Seketika itu sakit giginya reda. Selang beberapa waktu kemudian, sakit gigi Nabi Musa kembali kambuh.
Tanpa mengadu kepada Allah, Nabi Musa langsung menuju padang rumput yang pernah didatangi beberapa masa silam.
Lalu ia mengobati giginya dengan rumput seperti praktk yang pernah dilakukannya. Bukannya sembuh, malah sakit giginya semakin menjadi (parah).
Dan Nabi Musa pun bermunajat lagi kepada Allah: “Nabi Musa as. berkata: ‘Tuhanku, bukankah Engkau memerintahkanku dan menunjukkanku untuk ini?’
Lalu Allah menjawab, ‘Aku-lah Sang Penyembuh. Aku-lah pemberi kebaikan. Aku-lah yang mendatangkan mudharat. Aku pula yang mendatangkan kemaslahatan. Pada sakitmu yang pertama, kau mendatangi-Ku. Karenanya, Ku-sembuhkan penyakitmu. Tetapi kali ini, kau langsung mendatangi rumput itu, bukan mendatangi-Ku.”
Kisah antara nabi Musa dan Allah tersebut menunjukkan “keakraban” hubungan keduanya.
Saat nabi Musa butuh pertolongan karena sakit gigi, Allah langsung memberi “resep” ampuh hingga langsung sembuh.

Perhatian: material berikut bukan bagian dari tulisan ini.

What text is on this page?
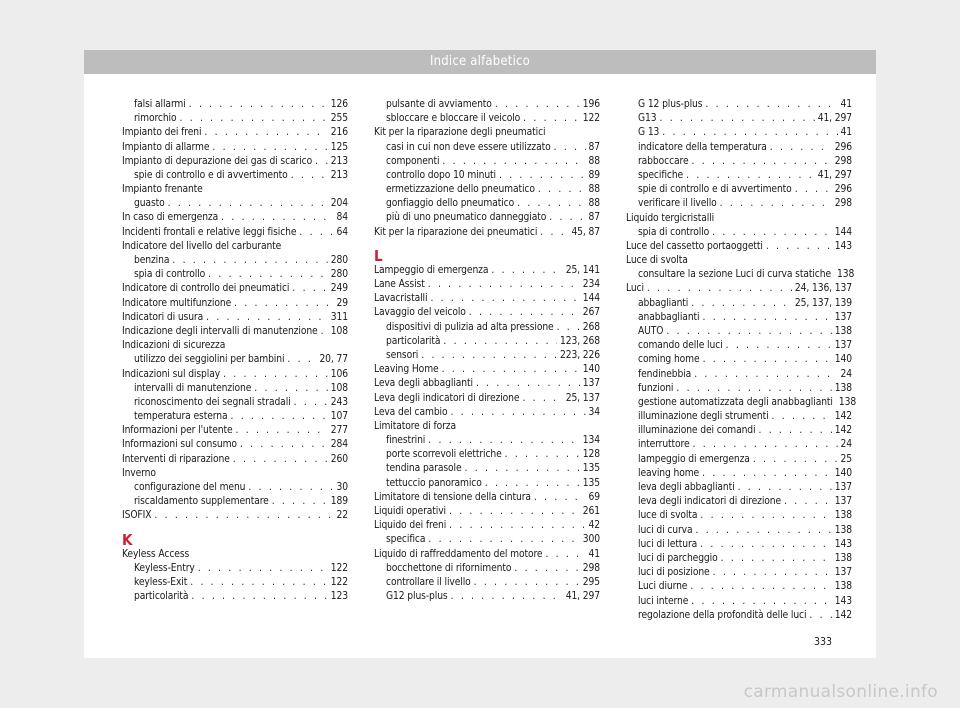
Indice alfabetico
falsi allarmi . . .	126
rimorchio . . .	255
Impianto dei freni . . .	216
Impianto di allarme . . .	125
Impianto di depurazione dei gas di scarico . . . 213
spie di controllo e di avvertimento . . .	213
Impianto frenante
guasto . . .	204
In caso di emergenza . . .	84
Incidenti frontali e relative leggi fisiche . . .	64
Indicatore del livello del carburante
benzina . . .	280
spia di controllo . . .	280
Indicatore di controllo dei pneumatici . . .	249
Indicatore multifunzione . . .	29
Indicatori di usura . . .	311
Indicazione degli intervalli di manutenzione . . . 108
Indicazioni di sicurezza
utilizzo dei seggiolini per bambini . . .	20, 77
Indicazioni sul display . . .	106
intervalli di manutenzione . . .	108
riconoscimento dei segnali stradali . . .	243
temperatura esterna . . .	107
Informazioni per l'utente . . .	277
Informazioni sul consumo . . .	284
Interventi di riparazione . . .	260
Inverno
configurazione del menu . . .	30
riscaldamento supplementare . . .	189
ISOFIX . . .	22
K
Keyless Access
Keyless-Entry . . .	122
keyless-Exit . . .	122
particolarità . . .	123
pulsante di avviamento . . .	196
sbloccare e bloccare il veicolo . . .	122
Kit per la riparazione degli pneumatici
casi in cui non deve essere utilizzato . . .	87
componenti . . .	88
controllo dopo 10 minuti . . .	89
ermetizzazione dello pneumatico . . .	88
gonfiaggio dello pneumatico . . .	88
più di uno pneumatico danneggiato . . .	87
Kit per la riparazione dei pneumatici . . .	45, 87
L
Lampeggio di emergenza . . .	25, 141
Lane Assist . . .	234
Lavacristalli . . .	144
Lavaggio del veicolo . . .	267
dispositivi di pulizia ad alta pressione . . .	268
particolarità . . .	123, 268
sensori . . .	223, 226
Leaving Home . . .	140
Leva degli abbaglianti . . .	137
Leva degli indicatori di direzione . . .	25, 137
Leva del cambio . . .	34
Limitatore di forza
finestrini . . .	134
porte scorrevoli elettriche . . .	128
tendina parasole . . .	135
tettuccio panoramico . . .	135
Limitatore di tensione della cintura . . .	69
Liquidi operativi . . .	261
Liquido dei freni . . .	42
specifica . . .	300
Liquido di raffreddamento del motore . . .	41
bocchettone di rifornimento . . .	298
controllare il livello . . .	295
G12 plus-plus . . .	41, 297
G 12 plus-plus . . .	41
G13 . . .	41, 297
G 13 . . .	41
indicatore della temperatura . . .	296
rabboccare . . .	298
specifiche . . .	41, 297
spie di controllo e di avvertimento . . .	296
verificare il livello . . .	298
Liquido tergicristalli
spia di controllo . . .	144
Luce del cassetto portaoggetti . . .	143
Luce di svolta
consultare la sezione Luci di curva statiche 138
Luci . . .	24, 136, 137
abbaglianti . . .	25, 137, 139
anabbaglianti . . .	137
AUTO . . .	138
comando delle luci . . .	137
coming home . . .	140
fendinebbia . . .	24
funzioni . . .	138
gestione automatizzata degli anabbaglianti 138
illuminazione degli strumenti . . .	142
illuminazione dei comandi . . .	142
interruttore . . .	24
lampeggio di emergenza . . .	25
leaving home . . .	140
leva degli abbaglianti . . .	137
leva degli indicatori di direzione . . .	137
luce di svolta . . .	138
luci di curva . . .	138
luci di lettura . . .	143
luci di parcheggio . . .	138
luci di posizione . . .	137
Luci diurne . . .	138
luci interne . . .	143
regolazione della profondità delle luci . . .	142
333
carmanualsonline.info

Namun, Allah seperti “nyandain” nabi Musa saat beliau ingin berobat lagi dengan resep sama tapi tanpa izin dari Allah. Cara Musa tersebut tidak diridhai Allah padahal Musa adalah “kekasih-Nya”.
Lalu nabi Musa meminta ampun kepada-Nya dan Allah mengampuninya. Sebuah relasi antara makhluk dan Sang Khaliq yang sangat asyik.

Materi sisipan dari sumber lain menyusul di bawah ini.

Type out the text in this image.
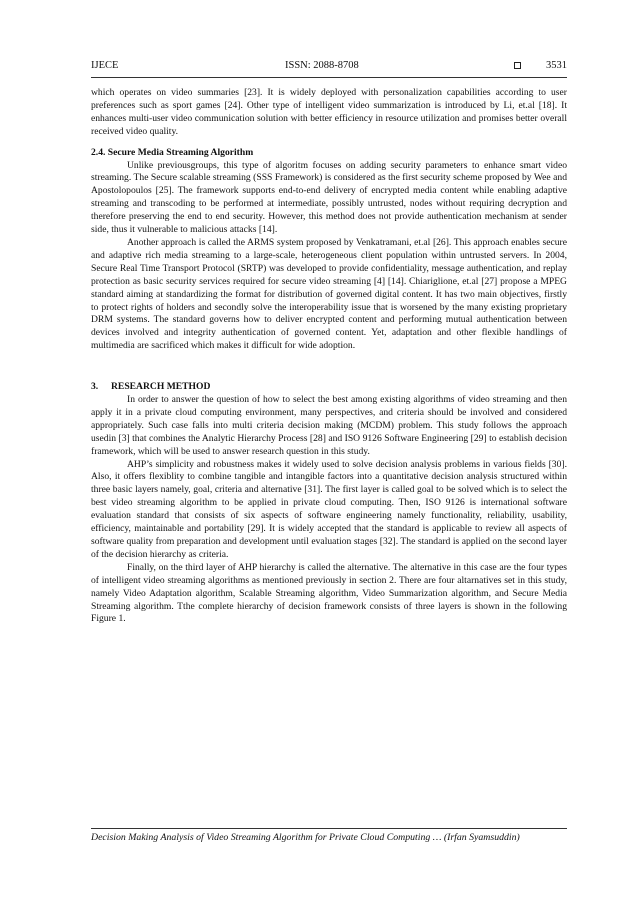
IJECE	ISSN: 2088-8708	3531

which operates on video summaries [23]. It is widely deployed with personalization capabilities according to user preferences such as sport games [24]. Other type of intelligent video summarization is introduced by Li, et.al [18]. It enhances multi-user video communication solution with better efficiency in resource utilization and promises better overall received video quality.

2.4. Secure Media Streaming Algorithm

Unlike previousgroups, this type of algoritm focuses on adding security parameters to enhance smart video streaming. The Secure scalable streaming (SSS Framework) is considered as the first security scheme proposed by Wee and Apostolopoulos [25]. The framework supports end-to-end delivery of encrypted media content while enabling adaptive streaming and transcoding to be performed at intermediate, possibly untrusted, nodes without requiring decryption and therefore preserving the end to end security. However, this method does not provide authentication mechanism at sender side, thus it vulnerable to malicious attacks [14].

Another approach is called the ARMS system proposed by Venkatramani, et.al [26]. This approach enables secure and adaptive rich media streaming to a large-scale, heterogeneous client population within untrusted servers. In 2004, Secure Real Time Transport Protocol (SRTP) was developed to provide confidentiality, message authentication, and replay protection as basic security services required for secure video streaming [4] [14]. Chiariglione, et.al [27] propose a MPEG standard aiming at standardizing the format for distribution of governed digital content. It has two main objectives, firstly to protect rights of holders and secondly solve the interoperability issue that is worsened by the many existing proprietary DRM systems. The standard governs how to deliver encrypted content and performing mutual authentication between devices involved and integrity authentication of governed content. Yet, adaptation and other flexible handlings of multimedia are sacrificed which makes it difficult for wide adoption.

3. RESEARCH METHOD

In order to answer the question of how to select the best among existing algorithms of video streaming and then apply it in a private cloud computing environment, many perspectives, and criteria should be involved and considered appropriately. Such case falls into multi criteria decision making (MCDM) problem. This study follows the approach usedin [3] that combines the Analytic Hierarchy Process [28] and ISO 9126 Software Engineering [29] to establish decision framework, which will be used to answer research question in this study.

AHP’s simplicity and robustness makes it widely used to solve decision analysis problems in various fields [30]. Also, it offers flexiblity to combine tangible and intangible factors into a quantitative decision analysis structured within three basic layers namely, goal, criteria and alternative [31]. The first layer is called goal to be solved which is to select the best video streaming algorithm to be applied in private cloud computing. Then, ISO 9126 is international software evaluation standard that consists of six aspects of software engineering namely functionality, reliability, usability, efficiency, maintainable and portability [29]. It is widely accepted that the standard is applicable to review all aspects of software quality from preparation and development until evaluation stages [32]. The standard is applied on the second layer of the decision hierarchy as criteria.

Finally, on the third layer of AHP hierarchy is called the alternative. The alternative in this case are the four types of intelligent video streaming algorithms as mentioned previously in section 2. There are four altarnatives set in this study, namely Video Adaptation algorithm, Scalable Streaming algorithm, Video Summarization algorithm, and Secure Media Streaming algorithm. Tthe complete hierarchy of decision framework consists of three layers is shown in the following Figure 1.

Decision Making Analysis of Video Streaming Algorithm for Private Cloud Computing … (Irfan Syamsuddin)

Nah, dalam konteks kehidupan kita, munculnya sikap beragama yang kaku, mudah menge-judge orang lain disebabkan karena cara pandang kita kepada Allah sebagai Tuhan yang “menakutkan” dengan kemahakuasaannya.
Tuhan yang memiliki aturan-aturan keras dengan ancaman-ancaman siksa neraka.
Dalam kitab suci, Tuhan memang menyebut “inna ‘adzaabi la syadiid”, sesungguhnya siksa-Ku sangat pedih.